Montausier, qui par la force des choses était devenu le chef de la maison de Rambouillet, put se convaincre en diverses circonstances que la mission qu'il tenait de la Providence, n'était rien moins qu'une sinécure. Comme on l'a vu plus haut, deux de ses belles-sœurs, Mme de Saint-Étienne et Mme de Pisani, étaient religieuses, et déjà, pendant les derniers troubles, elles avaient dû à plusieurs reprises quitter leur couvent d'Yères pour se réfugier à l'hôtel de Rambouillet. Le retour de la paix publique ne fit point sentir son influence dans l'humble monastère, et cette année même, il se vit agité de nouvelles tempêtes. Fatiguée des désordres qui depuis longtemps régnaient dans la maison, l'abbesse avait obtenu, par l'intermédiaire de la princesse palatine, Anne de Gonzague, qu'il lui fût donné une coadjutrice, et le choix de la reine était tombé sur Mme de Saint-Étienne. Cette nomination fut le signal d'une nouvelle révolte: les religieuses enfermèrent leur abbesse, lui envoyèrent des poupées comme si elle fût tombée en enfance, et se pourvurent contre la nomination du roi. L'affaire fut solennellement jugée au grand conseil et le débat s'étant terminé au gré de la coadjutrice, la reine mère vint l'installer elle-même le 7 juin, le lendemain du sacre de Louis XIV. Mme de Saint-Étienne se trouva dès l'abord en présence de difficultés nombreuses: beaucoup de ses subordonnées se retirèrent chez leurs parents et la plupart des autres lui firent une sourde opposition. Il appartenait au marquis et à la marquise de Montausier de terminer cette désagréable affaire, et dans une visite qu'ils firent à Yères l'année suivante, ils réussirent au delà de toute espérance dans leur conciliante tentative. Montausier était dans un de ses jours de bonne humeur, et les habitantes du couvent, charmées de la rondeur et de la franchise de ses manières, consentirent pour l'amour de lui à obéir à sa belle-sœur. Il eut, du reste, à déplorer plus tard ce petit succès d'amour-propre, car les rebelles de la veille le considérant désormais comme l'arbitre obligé de toutes leurs querelles, lui exposaient leurs plus petits griefs dans le plus grand détail, et l'eussent certainement réduit au désespoir, s'il n'eût pris le parti héroïque de couper court à cette correspondance monacale.
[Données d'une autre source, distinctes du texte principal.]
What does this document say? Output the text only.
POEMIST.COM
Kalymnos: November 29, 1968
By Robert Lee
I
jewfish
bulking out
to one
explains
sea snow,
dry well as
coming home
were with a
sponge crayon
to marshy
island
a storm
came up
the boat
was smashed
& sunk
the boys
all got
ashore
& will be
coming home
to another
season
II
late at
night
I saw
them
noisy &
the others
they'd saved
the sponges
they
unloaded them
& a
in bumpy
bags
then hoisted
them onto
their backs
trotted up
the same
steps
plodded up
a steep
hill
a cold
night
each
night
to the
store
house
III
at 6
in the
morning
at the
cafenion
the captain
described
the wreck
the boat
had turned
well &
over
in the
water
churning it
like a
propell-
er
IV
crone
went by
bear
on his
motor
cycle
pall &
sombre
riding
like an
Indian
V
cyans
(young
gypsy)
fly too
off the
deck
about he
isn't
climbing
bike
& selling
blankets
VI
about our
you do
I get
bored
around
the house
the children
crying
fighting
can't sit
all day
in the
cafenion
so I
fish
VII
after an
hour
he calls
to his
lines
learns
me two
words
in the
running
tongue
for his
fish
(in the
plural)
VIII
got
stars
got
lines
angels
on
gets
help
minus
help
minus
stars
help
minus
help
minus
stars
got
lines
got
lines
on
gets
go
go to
Quoique toujours en froid avec le cardinal qui, disait-il, ne vouloit pas des amis, mais des esclaves, Montausier n'en était pas moins assidu au Louvre, où il était bien vu de la reine mère et où l'appelaient d'ailleurs fréquemment les affaires de l'État, les ministres faisant grand cas de son expérience et réclamant volontiers ses conseils dans les circonstances difficiles. Respecté de tous, il imposait à ses ennemis mêmes, et ce fut alors que le jeune roi conçut pour lui ces sentiments de sympathie et d'estime dont il ne lui donna toutefois des preuves qu'après la mort de Mazarin, qui seul disposait encore des faveurs et des emplois.
Les trois années qui suivirent s'écoulèrent dans un tranquille bonheur, et ne furent signalées par aucun autre événement que le mariage de Mlle de Rambouillet, qui le 27 avril 1658, épousait le comte de Grignan. Cette alliance était convenable sous tous les rapports, et grâce au caractère facile de son mari, Claire d'Angennes put se livrer sans contrainte à ses excentriques allures, et se faire déclarer présidente en titre de cette coterie de précieuses que Molière allait bientôt couvrir d'un ridicule immortel. Ce n'était plus le temps de Voiture, où la société en grande partie féminine de l'hôtel de Rambouillet polissait une langue encore grossière, et faisait accepter ses arrêts par les esprits les plus distingués du XVIIe siècle[ [77]. La seconde génération était complétement dégénérée et ses écarts firent malheureusement retomber un peu du discrédit que méritaient à juste titre les fausses précieuses, sur les précieuses illustres que Malherbe et Corneille écoutaient avec respect et consultaient avec fruit.